Momento difficile con Bulega nella Superpole Race, ma poi Razgatlioglu si è portato a casa il terzo titolo SBK: le parole del campione.
La giornata non era cominciata in maniera felice per
Toprak Razgatlioglu,
steso da Nicolò Bulega al primo giro della Superpole Race a Jerez. Una situazione inaspettata, dato che tra loro ci sono sempre stati duelli puliti. Ma il turco non si è fatto prendere dalla rabbia, ha gestito tutto nel modo corretto e in Gara 2 si è aggiudicato il terzo titolo mondiale Superbike della sua carriera: andrà in MotoGP da campione, come voleva.

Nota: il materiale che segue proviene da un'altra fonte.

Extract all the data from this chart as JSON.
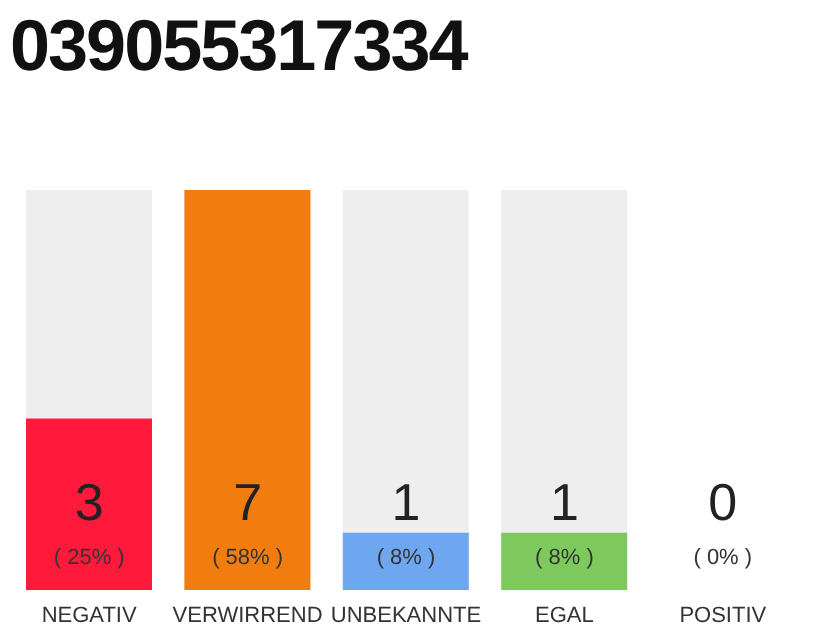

Superbike Jerez, Razgatlioglu: parla il campione
Si aspettava una giornata più agevole, ma alla fine Razgatlioglu non può che essere contento di aver messo le mani sulla corona iridata Superbike 2025: "La sensazione è incredibile. Oggi sono arrivato in pista più rilassato - ha detto ai canali ufficiali WorldSBK - mi serviva solo un settimo posto nella Superpole Race, ma sono caduto alla curva 5. Sono rimasto calmo e mi sono concentrato su Gara 2. Alla fine, abbiamo vinto il titolo! A inizio stagione non siamo partiti forte, ma siamo migliorati ogni weekend grazie al duro lavoro del mio team. Questo è il mio ultimo anno con BMW e nel paddock del WorldSBK, penso di aver fatto un bel regalo alla BMW prima di partire per la MotoGP. Sono molto felice di aver vinto questo titolo".
Il pilota del team ROKiT BMW Motorrad ha condotto un'ultima manche all'insegna della tranquillità, cercando di evitare errori che avrebbero messo in pericolo la conquista del suo terzo titolo mondiale Superbike: "Sapevo che in Gara 2 avrei dovuto guidare con calma fin dall'inizio. Sono partito dalla decima posizione con molti piloti davanti a me. Gli altri piloti hanno rispettato la lotta per il campionato. Non volevo guidare in modo troppo aggressivo e commettere errori. Ho guidato normalmente, senza spingere troppo".
SBK, Toprak parla di Bulega
Il pilota turco è stato interpellato anche su Bulega, suo rivale in questa stagione SBK 2025 e possibile campione 2026, almeno secondo la sua previsione (e non solo sua): "Abbiamo lottato molto - commenta - soprattutto nelle ultime nove gare. A volte ho vinto io, altre volte ha vinto lui, ma alternandoci sempre tra la prima e la seconda posizione. È migliorato molto, è un pilota davvero veloce. Penso che l'anno prossimo si annoierà, perché credo che dovrà lottare solo in alcune gare. Sembra che sarà lui il campione del mondo. Io ora mi sto concentrando sulla mia prossima sfida in MotoGP".
A proposito di Bulega, Toprak si è espresso anche in merito all'incidente della Superpole Race e non ha scatenato particolari polemiche, anche perché ormai non serve a niente: "Gli ho parlato dopo la gara. Si è scusato - riporta Speedweek - sa che è stato un suo errore. È meglio non soffermarsi troppo a lungo. Anche se si è scusato, sono ancora un po' arrabbiato. L'incidente non è stato positivo né per lui né per la sua carriera. Ma non voglio dire niente di male su di lui, perché voleva solo ottenere il miglior risultato possibile. Non si finisce mai di imparare, e ora la stagione è finita". Il pilota Ducati è sempre stato uno corretto, ha sbagliato pesantemente in quella circostanza, però ha ricevuto anche degli attacchi feroci che non meritava.